D'Appolito on What Matters


For anyone interested in evaluating loudspeakers and measurements thereof I found a very recent (November 10, 2016) article by the good Dr. Joseph D'Appolito. A man who quite literally wrote the book on speaker testing.

I share this knowing it will start endless flame wars, but still hopeful some will find it informative.

http://www.audioxpress.com/article/testing-loudspeakers-which-measurements-matter-part-1
erik_squires

Showing 4 responses by erik_squires

Dunlavy's article is interesting too, though at fist blush, the idea of matching instrument radiation patterns seems bogus, and not what I read acousticians and other speaker makers attempting to do.

I'm an unqualified pretender though, so I'll have to do more investigation.

Best,


Erik
unsound,

If you are making high end, that makes sense! :)  It was probably a crap load of work then too! :)

Not just drivers, but caps and coils are notorious for varying.
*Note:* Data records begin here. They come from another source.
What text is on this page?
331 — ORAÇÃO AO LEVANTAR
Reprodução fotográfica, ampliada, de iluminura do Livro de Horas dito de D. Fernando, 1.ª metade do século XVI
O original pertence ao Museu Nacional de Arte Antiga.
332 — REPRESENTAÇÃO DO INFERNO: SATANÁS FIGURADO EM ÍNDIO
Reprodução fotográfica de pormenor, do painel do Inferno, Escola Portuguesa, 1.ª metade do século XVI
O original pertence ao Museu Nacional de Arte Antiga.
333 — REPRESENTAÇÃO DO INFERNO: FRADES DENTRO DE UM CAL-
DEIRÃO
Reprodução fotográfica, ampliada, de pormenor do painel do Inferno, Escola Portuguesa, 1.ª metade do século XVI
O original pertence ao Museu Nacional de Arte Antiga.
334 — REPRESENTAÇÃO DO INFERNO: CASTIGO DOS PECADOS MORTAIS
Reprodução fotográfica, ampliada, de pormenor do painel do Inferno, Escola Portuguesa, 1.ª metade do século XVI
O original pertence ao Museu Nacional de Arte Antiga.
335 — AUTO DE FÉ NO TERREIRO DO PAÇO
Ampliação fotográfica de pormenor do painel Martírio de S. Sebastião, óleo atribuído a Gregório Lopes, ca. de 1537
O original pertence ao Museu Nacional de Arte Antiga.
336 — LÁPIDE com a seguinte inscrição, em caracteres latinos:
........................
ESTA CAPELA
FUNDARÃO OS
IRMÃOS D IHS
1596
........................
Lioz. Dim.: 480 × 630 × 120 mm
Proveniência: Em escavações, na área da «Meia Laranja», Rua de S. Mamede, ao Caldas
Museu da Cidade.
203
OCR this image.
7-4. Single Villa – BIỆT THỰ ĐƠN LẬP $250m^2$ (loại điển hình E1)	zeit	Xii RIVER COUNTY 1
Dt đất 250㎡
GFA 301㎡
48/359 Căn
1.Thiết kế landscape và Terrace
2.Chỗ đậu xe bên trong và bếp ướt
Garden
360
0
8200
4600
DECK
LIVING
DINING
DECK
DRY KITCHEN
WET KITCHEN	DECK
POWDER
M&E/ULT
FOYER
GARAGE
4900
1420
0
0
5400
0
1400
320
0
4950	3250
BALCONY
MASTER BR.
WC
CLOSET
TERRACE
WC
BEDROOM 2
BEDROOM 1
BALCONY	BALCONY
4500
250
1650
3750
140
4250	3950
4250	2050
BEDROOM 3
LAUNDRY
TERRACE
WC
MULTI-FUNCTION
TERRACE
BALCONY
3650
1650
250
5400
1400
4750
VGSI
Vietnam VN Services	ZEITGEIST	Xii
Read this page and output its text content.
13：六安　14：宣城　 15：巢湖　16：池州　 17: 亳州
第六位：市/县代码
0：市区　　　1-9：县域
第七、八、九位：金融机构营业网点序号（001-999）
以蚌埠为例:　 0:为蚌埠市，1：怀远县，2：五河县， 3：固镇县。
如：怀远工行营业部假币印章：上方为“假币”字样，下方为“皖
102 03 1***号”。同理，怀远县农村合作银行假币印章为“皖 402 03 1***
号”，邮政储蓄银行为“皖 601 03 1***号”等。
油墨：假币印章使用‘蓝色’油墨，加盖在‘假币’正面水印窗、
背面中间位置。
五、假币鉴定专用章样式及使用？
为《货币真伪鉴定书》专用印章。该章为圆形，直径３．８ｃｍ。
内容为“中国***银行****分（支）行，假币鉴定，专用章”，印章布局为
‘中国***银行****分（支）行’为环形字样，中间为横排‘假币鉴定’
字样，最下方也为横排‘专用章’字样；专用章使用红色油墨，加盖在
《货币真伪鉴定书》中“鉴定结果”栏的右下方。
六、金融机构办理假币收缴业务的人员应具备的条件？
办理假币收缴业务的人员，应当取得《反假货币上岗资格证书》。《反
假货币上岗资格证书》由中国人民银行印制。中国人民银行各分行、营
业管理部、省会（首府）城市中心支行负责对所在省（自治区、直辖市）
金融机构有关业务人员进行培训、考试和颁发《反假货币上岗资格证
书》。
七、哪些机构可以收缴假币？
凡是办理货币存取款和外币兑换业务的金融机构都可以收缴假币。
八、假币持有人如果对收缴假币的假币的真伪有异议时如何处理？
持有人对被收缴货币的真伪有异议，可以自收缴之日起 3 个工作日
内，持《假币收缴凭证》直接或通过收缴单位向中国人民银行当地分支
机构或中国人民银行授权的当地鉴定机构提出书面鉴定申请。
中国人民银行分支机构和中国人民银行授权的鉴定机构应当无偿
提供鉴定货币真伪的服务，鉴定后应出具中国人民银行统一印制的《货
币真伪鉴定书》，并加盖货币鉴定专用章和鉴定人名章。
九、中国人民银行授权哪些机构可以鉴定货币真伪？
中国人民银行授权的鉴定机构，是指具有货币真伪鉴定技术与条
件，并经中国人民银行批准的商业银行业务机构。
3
Depends of course on the type and maker. It's totally worth buying 1% resistors for this reason alone!

With automated testing and characterization software I imagine it's much easier now. Not to mention, if you are buying in bulk, you can request certain specs be tested before delivery.

Best,


Erik
In case others don't know, D'Appolito has designed many different types of speakers but he is most famous for the configuration that bears his name, the MTM (midwoofer, tweeter, midwoofer). Not all MTM designs are D'Appolito and not every speaker D'Appolito has designed are MTM. :)

As far as the mids matching, the design doesn't suffer from those problem so much. You en up hearing the average of the two drivers, assuming the speaker is properly designed. Some would even argue you'll get more consistent results by using 2 drivers, as the average will tend to vary less than any single speaker.

The D'Appolito also has improved room interactions vs. traditional 2-way speakers and in the midrange act closer to line sources.

I'd give them a listen, but not saying you should buy them.
Sorry to hear that. I was actually just thinking that. It's super convenient to match two speakers via DSP. I wonder how much of the benefit of things like DiracLive or Audessey comes just from matching speaker frequency response hyper-accurately.